KEMENTERIAN Perindustrian (Kemenperin) menanggapi kritik dari sejumlah pihak mengenai pertumbuhan industri pada triwulan II 2025 yang dirilis oleh Badan Pusat Statistik (BPS) tidak sejalan dengan hasil Purchasing Manager's Index (PMI) manufaktur Indonesia yang dilansir oleh S&P Global.
Juru Bicara Kemenperin Febri Hendri Antoni Arief mengklaim data BPS sudah valid. Hal ini tercermin dari hasil Indeks Kepercayaan Industri (IKI) dan Prompt Manufacturing Index-Bank Indonesia (PMI BI) yang menyatakan industri manufaktur nasional masih tangguh.
"Angka pertumbuhan ekonomi dan pertumbuhan industri manufaktur yang dirilis oleh BPS sudah akurat. Industri manufaktur masih ekspansif," ujar Febri dalam keterangan resmi, Rabu (6/8).
Merujuk data BPS, industri pengolahan nonmigas pada triwulan II 2025 mencatatkan pertumbuhan 5,60% secara tahunan (year on year/yoy) atau melampaui pertumbuhan ekonomi nasional yang tercatat sebesar 5,12%. Febri menilai data tersebut menunjukkan ketangguhan sektor industri manufaktur dalam menghadapi tekanan global dan membuktikan peran vitalnya sebagai motor penggerak perekonomian nasional.
Pada periode yang sama, Febri menjelaskan industri pengolahan nonmigas memberikan kontribusi terhadap produk domestik bruto (PDB) nasional yang melonjak dari 16,72% pada kuartal II 2024 menjadi 16,92% pada kuartal II tahun 2025. Capaian positif tersebut juga sejalan dengan IKI pada Juli 2025 sebesar 52,89, naik 1,05 poin dibandingkan bulan sebelumnya yang sebesar 51,84, dan lebih tinggi 0,49 poin dibandingkan periode yang sama tahun lalu.
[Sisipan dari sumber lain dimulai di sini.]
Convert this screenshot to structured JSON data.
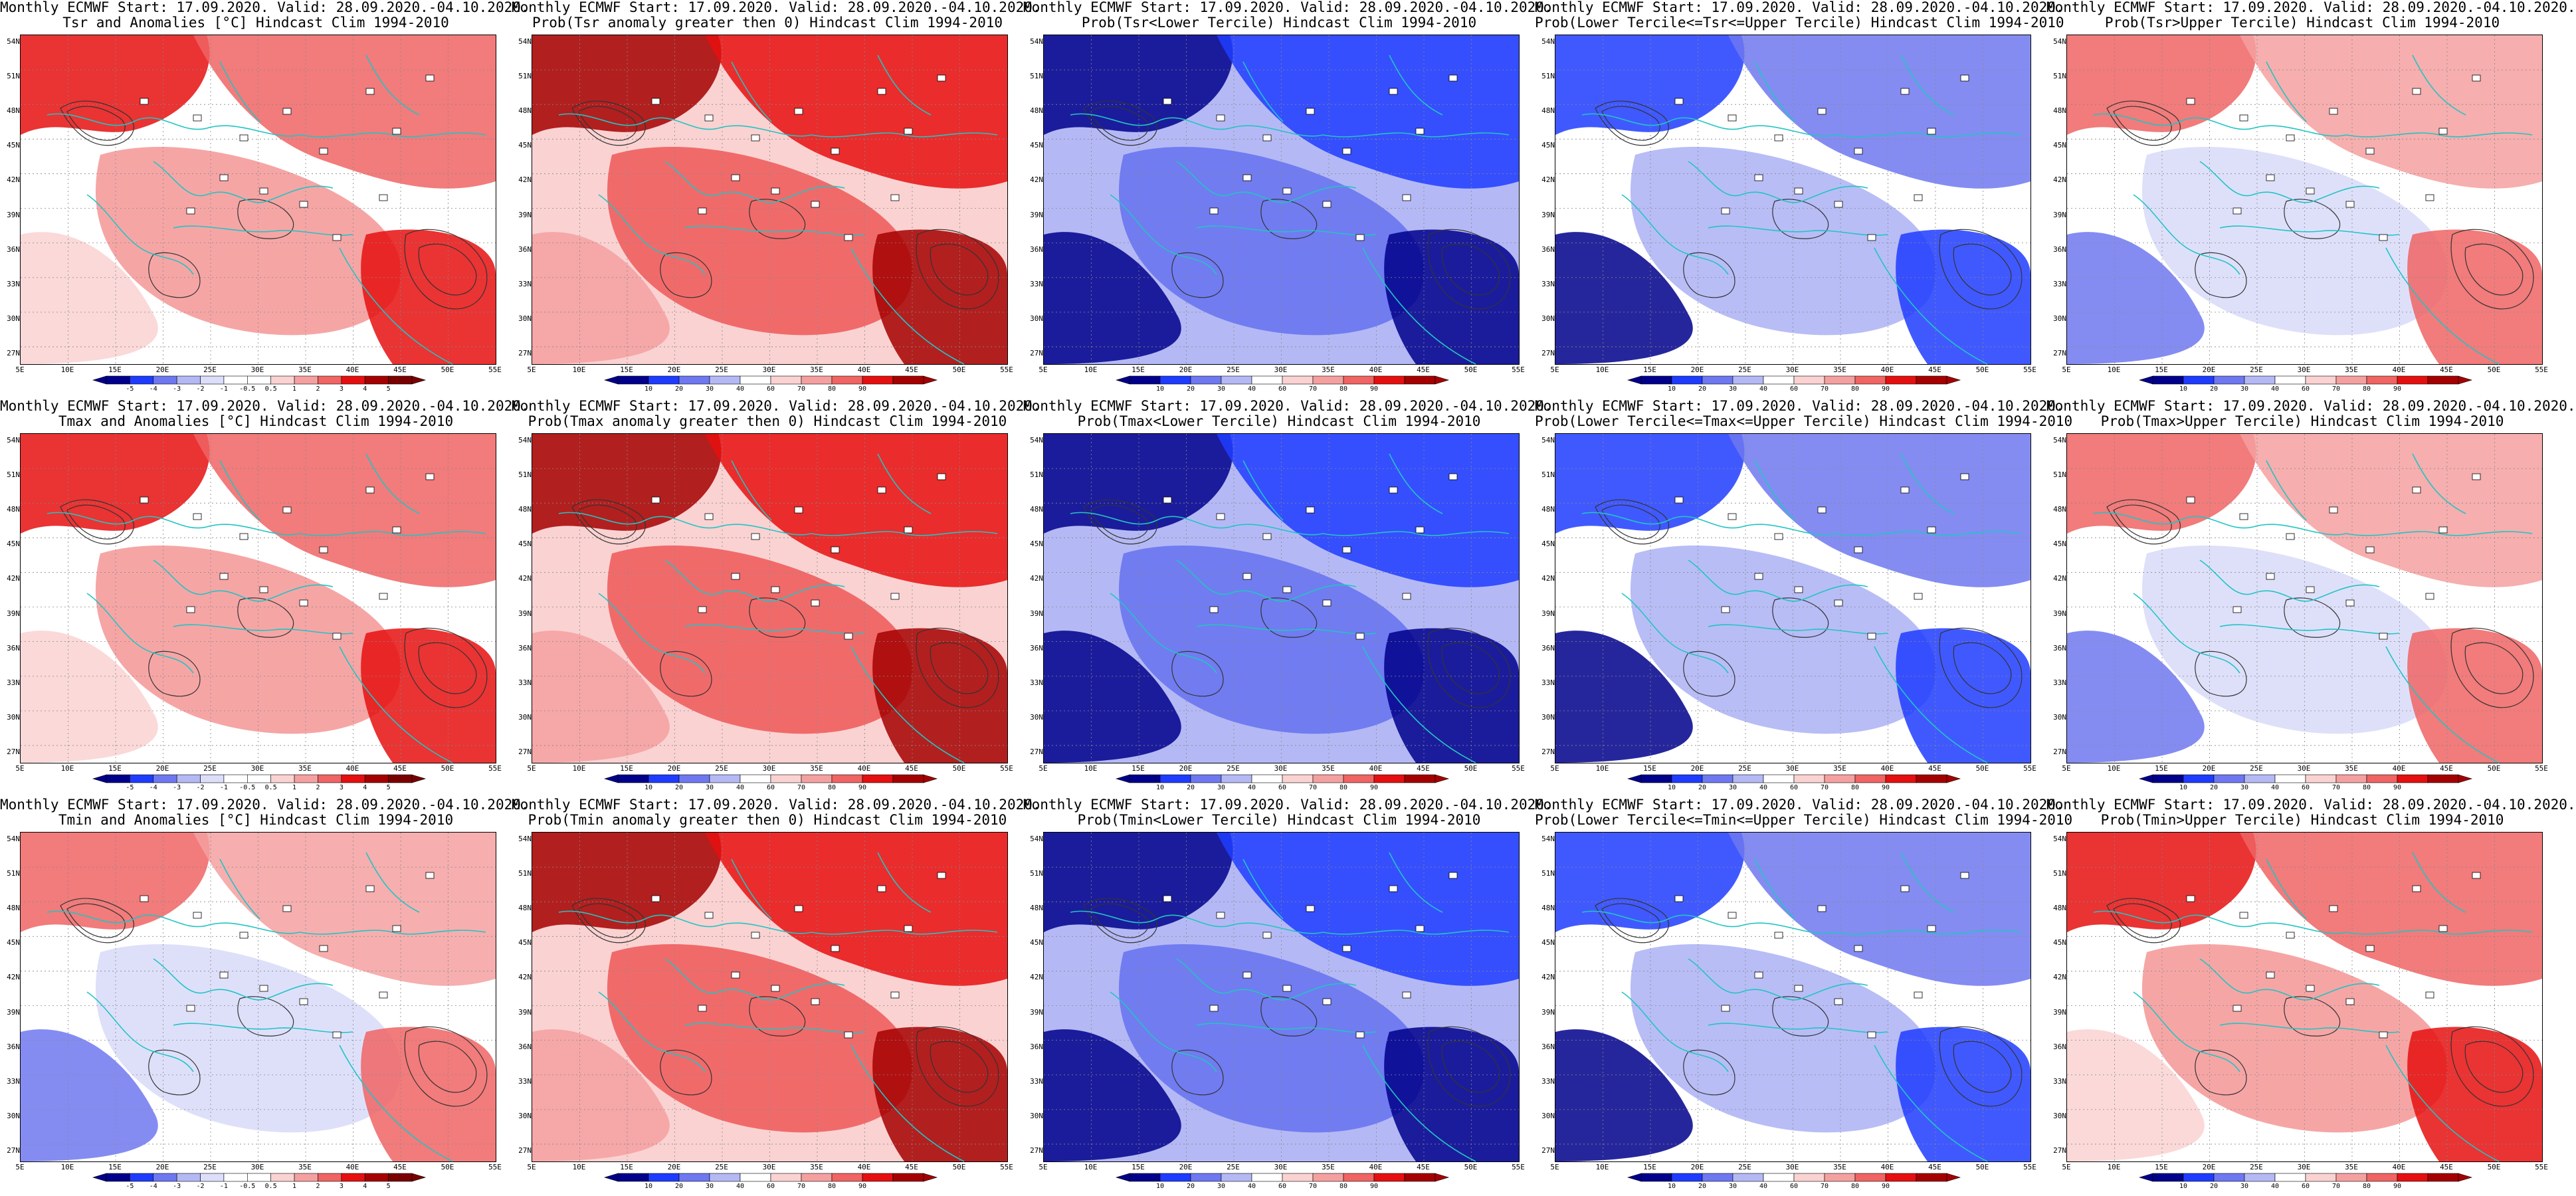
{
  "colors": {
    "dark_blue": "#00008b",
    "blue": "#1e3cff",
    "mid_blue": "#6e78f0",
    "light_blue": "#b4b9f5",
    "pale_blue": "#dcdefa",
    "white": "#ffffff",
    "pale_red": "#fad2d2",
    "light_red": "#f5a0a0",
    "mid_red": "#f06464",
    "red": "#e60f0f",
    "dark_red": "#a50000",
    "coast": "#22c4c4",
    "contour": "#333333"
  },
  "axes": {
    "lat_labels": [
      "54N",
      "51N",
      "48N",
      "45N",
      "42N",
      "39N",
      "36N",
      "33N",
      "30N",
      "27N"
    ],
    "lon_labels": [
      "5E",
      "10E",
      "15E",
      "20E",
      "25E",
      "30E",
      "35E",
      "40E",
      "45E",
      "50E",
      "55E"
    ]
  },
  "colorbars": {
    "anomaly": [
      "-5",
      "-4",
      "-3",
      "-2",
      "-1",
      "-0.5",
      "0.5",
      "1",
      "2",
      "3",
      "4",
      "5"
    ],
    "probability": [
      "10",
      "20",
      "30",
      "40",
      "60",
      "70",
      "80",
      "90"
    ]
  },
  "rows": [
    {
      "variable": "Tsr",
      "panels": [
        {
          "line1": "Monthly ECMWF Start: 17.09.2020. Valid: 28.09.2020.-04.10.2020.",
          "line2": "Tsr and Anomalies [°C] Hindcast Clim 1994-2010",
          "kind": "anomaly",
          "level": 2
        },
        {
          "line1": "Monthly ECMWF Start: 17.09.2020. Valid: 28.09.2020.-04.10.2020.",
          "line2": "Prob(Tsr anomaly greater then 0) Hindcast Clim 1994-2010",
          "kind": "probability",
          "level": 3
        },
        {
          "line1": "Monthly ECMWF Start: 17.09.2020. Valid: 28.09.2020.-04.10.2020.",
          "line2": "Prob(Tsr<Lower Tercile) Hindcast Clim 1994-2010",
          "kind": "probability",
          "level": -3
        },
        {
          "line1": "Monthly ECMWF Start: 17.09.2020. Valid: 28.09.2020.-04.10.2020.",
          "line2": "Prob(Lower Tercile<=Tsr<=Upper Tercile) Hindcast Clim 1994-2010",
          "kind": "probability",
          "level": -2
        },
        {
          "line1": "Monthly ECMWF Start: 17.09.2020. Valid: 28.09.2020.-04.10.2020.",
          "line2": "Prob(Tsr>Upper Tercile) Hindcast Clim 1994-2010",
          "kind": "probability",
          "level": 1
        }
      ]
    },
    {
      "variable": "Tmax",
      "panels": [
        {
          "line1": "Monthly ECMWF Start: 17.09.2020. Valid: 28.09.2020.-04.10.2020.",
          "line2": "Tmax and Anomalies [°C] Hindcast Clim 1994-2010",
          "kind": "anomaly",
          "level": 2
        },
        {
          "line1": "Monthly ECMWF Start: 17.09.2020. Valid: 28.09.2020.-04.10.2020.",
          "line2": "Prob(Tmax anomaly greater then 0) Hindcast Clim 1994-2010",
          "kind": "probability",
          "level": 3
        },
        {
          "line1": "Monthly ECMWF Start: 17.09.2020. Valid: 28.09.2020.-04.10.2020.",
          "line2": "Prob(Tmax<Lower Tercile) Hindcast Clim 1994-2010",
          "kind": "probability",
          "level": -3
        },
        {
          "line1": "Monthly ECMWF Start: 17.09.2020. Valid: 28.09.2020.-04.10.2020.",
          "line2": "Prob(Lower Tercile<=Tmax<=Upper Tercile) Hindcast Clim 1994-2010",
          "kind": "probability",
          "level": -2
        },
        {
          "line1": "Monthly ECMWF Start: 17.09.2020. Valid: 28.09.2020.-04.10.2020.",
          "line2": "Prob(Tmax>Upper Tercile) Hindcast Clim 1994-2010",
          "kind": "probability",
          "level": 1
        }
      ]
    },
    {
      "variable": "Tmin",
      "panels": [
        {
          "line1": "Monthly ECMWF Start: 17.09.2020. Valid: 28.09.2020.-04.10.2020.",
          "line2": "Tmin and Anomalies [°C] Hindcast Clim 1994-2010",
          "kind": "anomaly",
          "level": 1
        },
        {
          "line1": "Monthly ECMWF Start: 17.09.2020. Valid: 28.09.2020.-04.10.2020.",
          "line2": "Prob(Tmin anomaly greater then 0) Hindcast Clim 1994-2010",
          "kind": "probability",
          "level": 3
        },
        {
          "line1": "Monthly ECMWF Start: 17.09.2020. Valid: 28.09.2020.-04.10.2020.",
          "line2": "Prob(Tmin<Lower Tercile) Hindcast Clim 1994-2010",
          "kind": "probability",
          "level": -3
        },
        {
          "line1": "Monthly ECMWF Start: 17.09.2020. Valid: 28.09.2020.-04.10.2020.",
          "line2": "Prob(Lower Tercile<=Tmin<=Upper Tercile) Hindcast Clim 1994-2010",
          "kind": "probability",
          "level": -2
        },
        {
          "line1": "Monthly ECMWF Start: 17.09.2020. Valid: 28.09.2020.-04.10.2020.",
          "line2": "Prob(Tmin>Upper Tercile) Hindcast Clim 1994-2010",
          "kind": "probability",
          "level": 2
        }
      ]
    }
  ]
}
"Tren positif ini mencerminkan optimisme dan ketahanan pelaku industri nasional di tengah tekanan global," katanya.
Ia menambahkan, geliat pertumbuhan manufaktur tidak hanya tercermin dari angka statistik, tetapi juga dari aktivitas nyata di lapangan. Pada semester I 2025, tercatat sebanyak 1.641 perusahaan telah melaporkan pembangunan fasilitas produksi baru melalui Sistem Informasi Industri Nasional (SIINas) dengan nilai investasi mencapai Rp803,2 triliun. Dampak langsung dari ekspansi industri ini adalah penyerapan tenaga kerja baru yang diperkirakan mencapai 303.000 orang.
Jubir Kemenperin menegaskan pihaknya tidak menggunakan hasil data PMI manufaktur global sebagai dasar analisis atau perumusan kebijakan dalam negeri. Dalam merumuskan kebijakan, Kemenperin menggunakan Indeks Kepercayaan Industri (IKI) dan PMI BI.
Pertimbangannya karena jumlah perusahaan industri yang jadi sampel rata-rata dalam IKI ialah 3.100 perusahaan tiap bulannya, sementara survei PMI S&P Global tidak lebih dari 500 perusahaan industri per survei. Selain itu, lanjut Febri, dengan IKI bisa diketahui kinerja masing-masing subsektor Industri Pengolahan Non Migas. IKI diolah oleh pakar statistik IPB dan divalidasi oleh ekonom UI.
IKI dihimpun berdasarkan survei langsung kepada pelaku industri dari 23 subsektor manufaktur, mencakup aspek produksi, permintaan ekspor dan domestik, utilisasi kapasitas, tenaga kerja, hingga ekspektasi bisnis ke depan.
Sehingga, menurut Febri, kinerja manufaktur dikatakan lebih akurat dengan IKI dan PMI BI dibandingkan dengan indikator kinerja manufaktur lainnya.
"Kami menghargai hasil survei PMI sebagai referensi umum, tapi dalam merumuskan kebijakan, Kemenperin menggunakan IKI dan PMI BI," katanya.
Kemenperin optimistis pertumbuhan dan kontribusi industri manufaktur masih bisa lebih tinggi lagi jika kebijakan pro-industri diberlakukan. Kebijakan yang dimaksud adalah kebijakan yang berpihak dan melindungi industri dalam negeri yang sangat penting guna membangkitkan kinerja manufaktur nasional secara berkelanjutan.
"Dengan kebijakan yang kurang mendukung manufaktur saja sudah mencapai pertumbuhan 5,60%. Apalagi jika kebijakan yang pro industri diberlakukan, tentu pertumbuhan manufaktur melesat lebih tinggi lagi," singgung Febri.